This winter visitor is a bird known as the Dark-eyed Junco (Junco ardoisé in French). Watching these sweet birds makes me think about how the early French settlers to North America must have viewed their new landscape. Here in the South, these little gray birds visit mostly during winter, except perhaps the far reaches of places like the coast of Lousiana. I sometimes wonder if some of my junco visitors return to Québec in the summer, much like tourists returning from winter vacations in Florida.
Juncos eat insects and seeds, and their winter diet is further supplemented by berries. They must adapt to a changing landscape in winter, despite already being a hardy group of birds. Again, this makes me think of the early French settlers. Whether they settled in colder areas such as Québec or L'Acadie, or in the southern United States, they likely turned to berries just like the juncos, but only if they were lucky. Imagine what it was like for people like Father LeJeune between 1633 and 1634, as told in Susan McNelley's book, Hélène's World: Hélène Desportes of Seventeenth-Century Québec.
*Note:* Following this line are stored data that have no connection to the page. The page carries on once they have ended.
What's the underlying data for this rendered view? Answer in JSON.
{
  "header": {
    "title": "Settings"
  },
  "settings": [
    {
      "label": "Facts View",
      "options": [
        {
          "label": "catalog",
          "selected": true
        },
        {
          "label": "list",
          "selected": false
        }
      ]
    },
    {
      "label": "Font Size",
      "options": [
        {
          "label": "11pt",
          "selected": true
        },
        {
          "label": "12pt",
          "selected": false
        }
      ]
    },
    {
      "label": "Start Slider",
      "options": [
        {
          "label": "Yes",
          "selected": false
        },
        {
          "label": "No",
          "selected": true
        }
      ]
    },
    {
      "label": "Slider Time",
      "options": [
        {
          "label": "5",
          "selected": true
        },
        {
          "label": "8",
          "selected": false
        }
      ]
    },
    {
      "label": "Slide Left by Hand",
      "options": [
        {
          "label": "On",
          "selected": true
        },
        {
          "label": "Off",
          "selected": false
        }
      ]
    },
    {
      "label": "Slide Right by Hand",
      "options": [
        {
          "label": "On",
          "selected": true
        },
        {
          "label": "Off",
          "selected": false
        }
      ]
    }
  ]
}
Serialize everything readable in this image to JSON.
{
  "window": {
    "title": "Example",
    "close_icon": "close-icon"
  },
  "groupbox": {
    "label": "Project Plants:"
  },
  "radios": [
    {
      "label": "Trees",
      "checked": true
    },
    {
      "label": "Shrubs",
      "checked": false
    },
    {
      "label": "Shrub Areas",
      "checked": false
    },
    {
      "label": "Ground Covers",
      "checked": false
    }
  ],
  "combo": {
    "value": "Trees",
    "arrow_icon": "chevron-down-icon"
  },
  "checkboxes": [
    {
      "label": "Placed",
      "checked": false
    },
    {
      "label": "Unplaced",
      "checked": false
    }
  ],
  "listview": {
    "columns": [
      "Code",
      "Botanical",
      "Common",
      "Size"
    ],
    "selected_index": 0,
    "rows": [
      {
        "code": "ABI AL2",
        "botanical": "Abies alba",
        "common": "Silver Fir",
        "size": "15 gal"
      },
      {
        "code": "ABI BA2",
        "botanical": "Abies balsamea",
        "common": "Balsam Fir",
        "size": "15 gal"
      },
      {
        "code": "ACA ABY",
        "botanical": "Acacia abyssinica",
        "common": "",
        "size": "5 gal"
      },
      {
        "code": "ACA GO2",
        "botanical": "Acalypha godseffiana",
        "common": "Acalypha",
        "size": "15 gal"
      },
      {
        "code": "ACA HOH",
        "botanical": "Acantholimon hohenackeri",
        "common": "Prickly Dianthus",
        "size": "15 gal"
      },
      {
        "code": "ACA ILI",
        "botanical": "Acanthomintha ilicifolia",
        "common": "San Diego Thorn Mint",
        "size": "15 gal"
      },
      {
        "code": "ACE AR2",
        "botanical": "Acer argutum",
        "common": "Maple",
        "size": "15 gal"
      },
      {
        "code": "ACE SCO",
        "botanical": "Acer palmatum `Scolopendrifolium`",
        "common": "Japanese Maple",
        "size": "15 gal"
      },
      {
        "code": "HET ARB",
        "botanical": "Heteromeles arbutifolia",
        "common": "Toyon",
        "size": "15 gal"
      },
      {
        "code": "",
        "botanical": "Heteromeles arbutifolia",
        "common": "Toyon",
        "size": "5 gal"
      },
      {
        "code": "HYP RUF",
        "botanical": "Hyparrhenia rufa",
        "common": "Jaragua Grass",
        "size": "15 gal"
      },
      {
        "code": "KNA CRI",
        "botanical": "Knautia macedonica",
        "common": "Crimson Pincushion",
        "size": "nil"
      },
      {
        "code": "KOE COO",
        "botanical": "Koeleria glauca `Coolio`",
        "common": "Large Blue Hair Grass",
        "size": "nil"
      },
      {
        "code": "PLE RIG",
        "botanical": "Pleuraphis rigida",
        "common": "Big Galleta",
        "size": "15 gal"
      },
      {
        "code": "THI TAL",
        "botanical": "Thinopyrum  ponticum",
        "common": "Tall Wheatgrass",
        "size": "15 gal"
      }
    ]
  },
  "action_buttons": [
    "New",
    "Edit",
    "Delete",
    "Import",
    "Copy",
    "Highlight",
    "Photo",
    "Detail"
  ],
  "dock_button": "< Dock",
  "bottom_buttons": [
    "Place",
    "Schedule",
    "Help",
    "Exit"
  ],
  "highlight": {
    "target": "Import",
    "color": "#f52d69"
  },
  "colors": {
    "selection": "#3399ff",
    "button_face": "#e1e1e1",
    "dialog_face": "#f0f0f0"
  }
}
Due to the lack of nutrition that could have been provided by berries, he had to rely on smoked meat that was not properly prepared. After suffering immensely for days, he forged through the wilderness, anyway. No wonder the juncos prefer heading south for the winter!
Interested in bringing more of these precious little birds into your area? This is one of my favorite links, courtesy of the Cornell University Lab: All About Birds. You will find that these birds have survived due to their industriousness and willingness to brave the elements. Sounds a lot like some of the early settlers from places like France, doesn't it?